04.08.2014Personal Tech

Auctioneers and Technology: Trash or Treasure Hunts Require Auctioneers to be Mobile

This is part two in our auctioneers and technology series.

In the auction business, there is trash and there is treasure – and both categories depend on the buyer’s perspective. But Jack Christy Jr., general manager of a family-owned auction business in Indianapolis, knows it take wireless mobility to get the job done, whether it’s finding a home for a retro neon sign or uncovering a bag of diamonds tucked between mattresses.

We let Christy play with a number of Verizon devices to see what worked for the daily tasks of a busy auction house.

Every Wednesday, Christy’s of Indiana moves various lots in live auctions – from cars, to furniture to blue jeans so large (72 x 38) you might think they came from a land of giants. This is a busy company that cleans out several houses a day for estate sales and sells overstock supplies in bulk for their dealers and customers. Just one lot of 400 items can take hours to catalogue.

Here’s Christy’s take on some of the Verizon devices we loaned him:

Samsung Note 3 – Not too large, not too small. Some appraisers want a little larger screen, and this fits into a pocket perfectly.

Ultimate Ears Boom – Great wireless speaker for listening to Pandora while doing inventory in a home for an estate sale.

4G LTE Samsung Galaxy Camera – Good for cataloguing, which can take hours – but I’d use an extended battery.

Christy also trains other auctioneers, so he’s always checking out the latest in tech, especially for the Reppert School of Auctioneering, which can train up to 50 people per class.

As auctioneers and technology continue to be a trending combination, Christy recommends these three points to his colleagues:

  • Embrace change. You have to be willing to investigate new technology and make comparisons.
  • Test everything. All the carriers will give you test phones. See where they work and especially see where the network works when you travel.
  • Investigate all your options. And definitely read reviews and check out consumer rankings.

Based on the many trash-to-treasure reality shows like American Pickers, Pawn Stars and Oddities, there’s a renewed interest in the auction business that requires digging through musty boxes in attics and crawl spaces (and checking between the mattresses).
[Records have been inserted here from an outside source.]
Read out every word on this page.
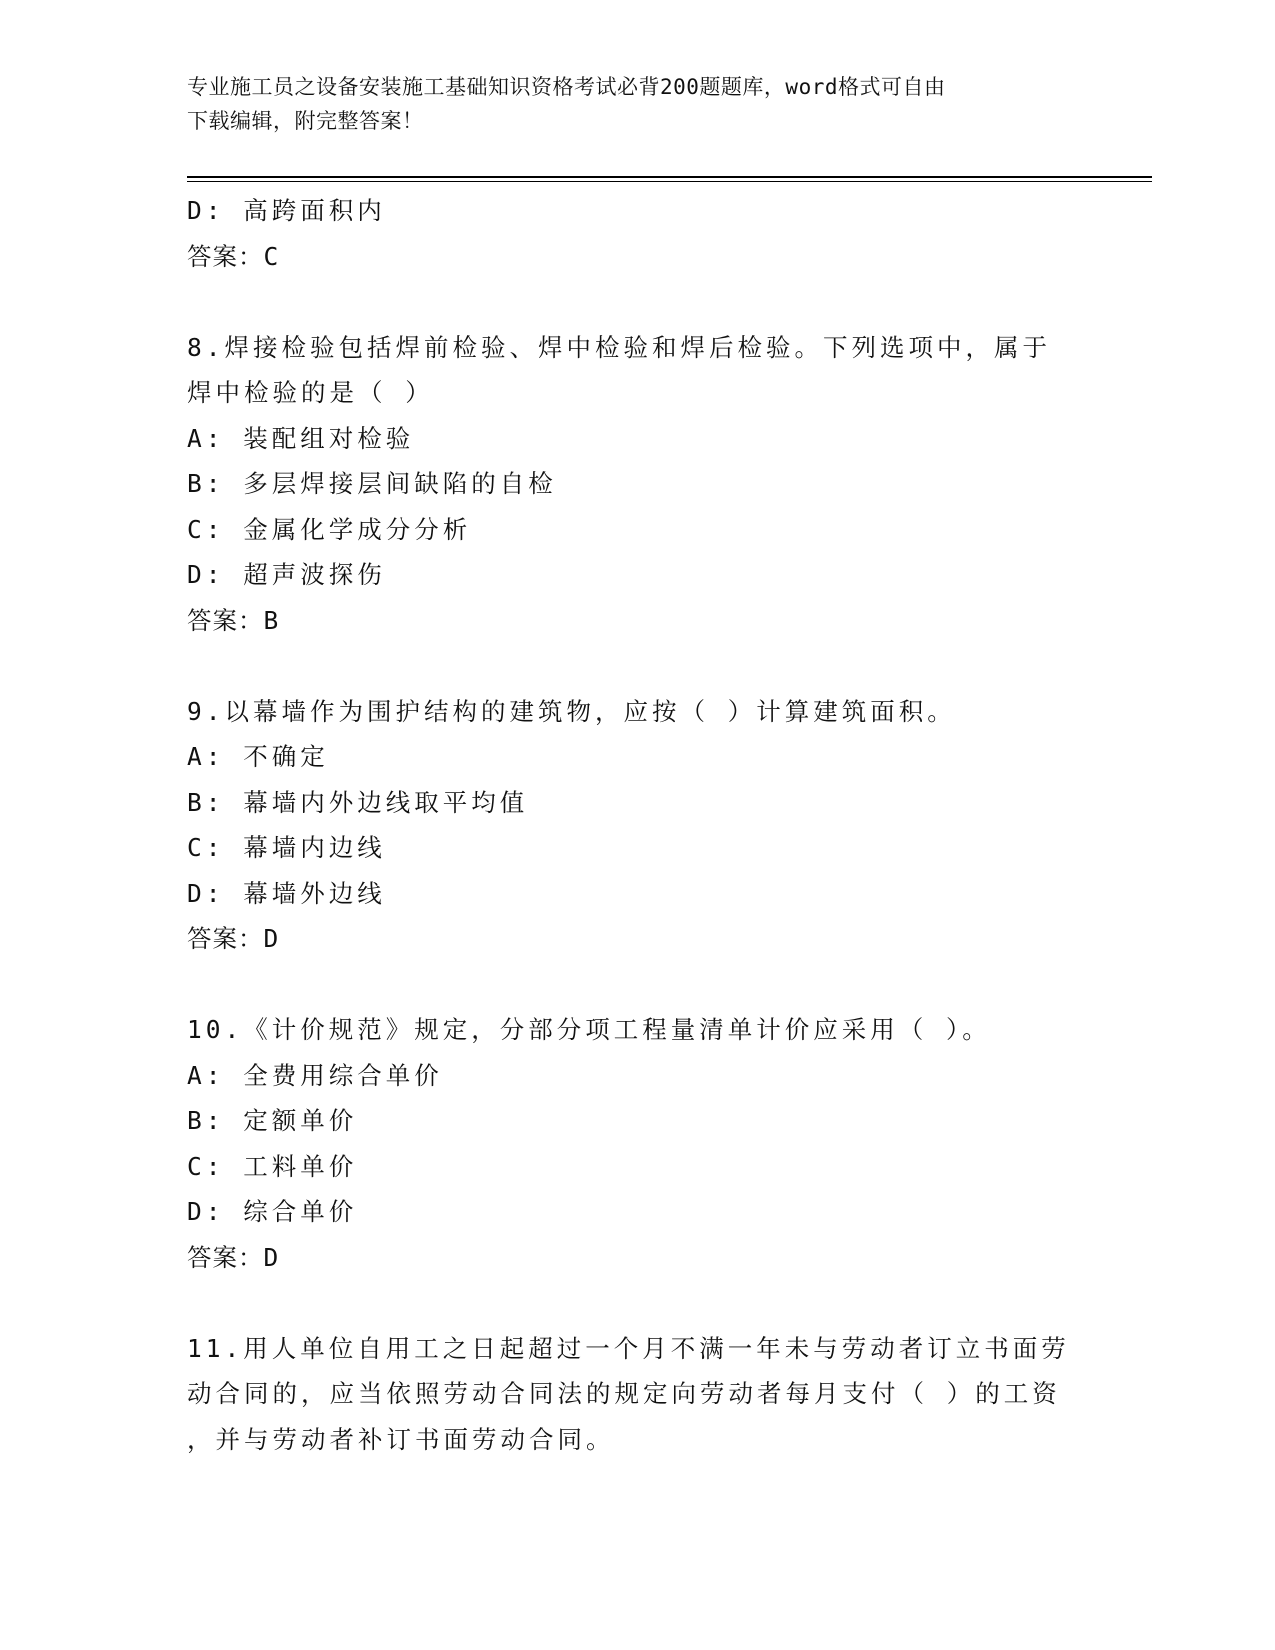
专业施工员之设备安装施工基础知识资格考试必背200题题库，word格式可自由
下载编辑，附完整答案！
D: 高跨面积内
答案：C
8.焊接检验包括焊前检验、焊中检验和焊后检验。下列选项中，属于
焊中检验的是（ ）
A: 装配组对检验
B: 多层焊接层间缺陷的自检
C: 金属化学成分分析
D: 超声波探伤
答案：B
9.以幕墙作为围护结构的建筑物，应按（ ）计算建筑面积。
A: 不确定
B: 幕墙内外边线取平均值
C: 幕墙内边线
D: 幕墙外边线
答案：D
10.《计价规范》规定，分部分项工程量清单计价应采用（ ）。
A: 全费用综合单价
B: 定额单价
C: 工料单价
D: 综合单价
答案：D
11.用人单位自用工之日起超过一个月不满一年未与劳动者订立书面劳
动合同的，应当依照劳动合同法的规定向劳动者每月支付（ ）的工资
，并与劳动者补订书面劳动合同。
Christy said his online auctions draw quite a bit of traffic from Chicago, where people are looking for bargains and best home buys. He posts all his new finds on Facebook and his company website, where they get most traction. Old wooden doctor’s desks, for example, rarely sell well in a live auction. But online, they sell for nearly four times as much as people search for retro home buys and better made furniture of days gone by.

Check your state association for auctioneers and the national association if you’re interested in special expertise.

P.S. – Christy also suggests you always check between the pages of any old book before donating it to a nonprofit or local library. You just never know what you may find!